Intel machines perform better than AMD machines (instances with the -a suffx). Also, AMD machines do not provide that great of a cost benefit either, so we recommend using Intel machines.
Metal machines provide a performance boost when the dataset size is smaller, but perform on par with 24xlarge machines as dataset size increases. These are generally cheaper than the 24xlarge instances and can provide cost savings.
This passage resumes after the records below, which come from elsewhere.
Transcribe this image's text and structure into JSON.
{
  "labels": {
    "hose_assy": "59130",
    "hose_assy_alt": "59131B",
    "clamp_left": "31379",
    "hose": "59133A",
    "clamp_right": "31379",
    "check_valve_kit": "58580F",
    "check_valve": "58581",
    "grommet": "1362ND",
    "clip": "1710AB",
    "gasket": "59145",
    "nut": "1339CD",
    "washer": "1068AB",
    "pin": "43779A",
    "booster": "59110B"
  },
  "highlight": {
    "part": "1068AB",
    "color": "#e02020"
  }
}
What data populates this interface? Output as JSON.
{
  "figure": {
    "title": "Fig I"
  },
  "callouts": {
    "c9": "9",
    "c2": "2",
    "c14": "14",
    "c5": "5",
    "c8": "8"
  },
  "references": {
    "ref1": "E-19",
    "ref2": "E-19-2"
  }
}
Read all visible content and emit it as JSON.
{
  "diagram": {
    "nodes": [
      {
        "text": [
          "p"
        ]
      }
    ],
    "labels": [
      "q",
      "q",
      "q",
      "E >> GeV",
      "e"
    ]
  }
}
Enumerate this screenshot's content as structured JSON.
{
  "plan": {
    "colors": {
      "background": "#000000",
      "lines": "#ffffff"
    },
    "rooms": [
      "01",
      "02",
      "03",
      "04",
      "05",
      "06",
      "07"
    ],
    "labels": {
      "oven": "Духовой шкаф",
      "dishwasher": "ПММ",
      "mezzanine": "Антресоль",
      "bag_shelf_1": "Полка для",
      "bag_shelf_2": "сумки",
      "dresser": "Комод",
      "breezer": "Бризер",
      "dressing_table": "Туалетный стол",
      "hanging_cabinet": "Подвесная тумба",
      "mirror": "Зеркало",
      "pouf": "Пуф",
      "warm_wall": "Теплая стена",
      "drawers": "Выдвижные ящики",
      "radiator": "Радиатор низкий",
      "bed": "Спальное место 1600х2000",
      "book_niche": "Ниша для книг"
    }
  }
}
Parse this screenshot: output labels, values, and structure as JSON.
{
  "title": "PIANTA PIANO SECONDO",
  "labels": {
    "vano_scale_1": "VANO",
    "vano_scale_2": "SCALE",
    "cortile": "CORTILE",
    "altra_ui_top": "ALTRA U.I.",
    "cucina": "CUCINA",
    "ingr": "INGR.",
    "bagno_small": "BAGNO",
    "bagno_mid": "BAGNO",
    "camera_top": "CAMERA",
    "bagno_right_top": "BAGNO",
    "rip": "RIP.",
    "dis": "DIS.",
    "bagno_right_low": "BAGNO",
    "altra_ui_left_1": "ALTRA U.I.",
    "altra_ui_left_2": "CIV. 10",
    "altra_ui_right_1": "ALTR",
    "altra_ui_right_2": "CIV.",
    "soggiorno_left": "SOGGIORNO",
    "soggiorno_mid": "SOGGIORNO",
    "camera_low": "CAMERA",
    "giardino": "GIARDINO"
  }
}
For workloads that are not GPU or database dependent, we recommend using either a C, M, or R machine depending on your RAM needs and budget. If the dataset will fit into memory, the C machines will always provide the best performance. After that, choosing between an M or an R machine will depend on memory and budget. If budget is not an issue, the R instances will provide slightly better performance. However, if budget is an issue, M machines can perform comparably.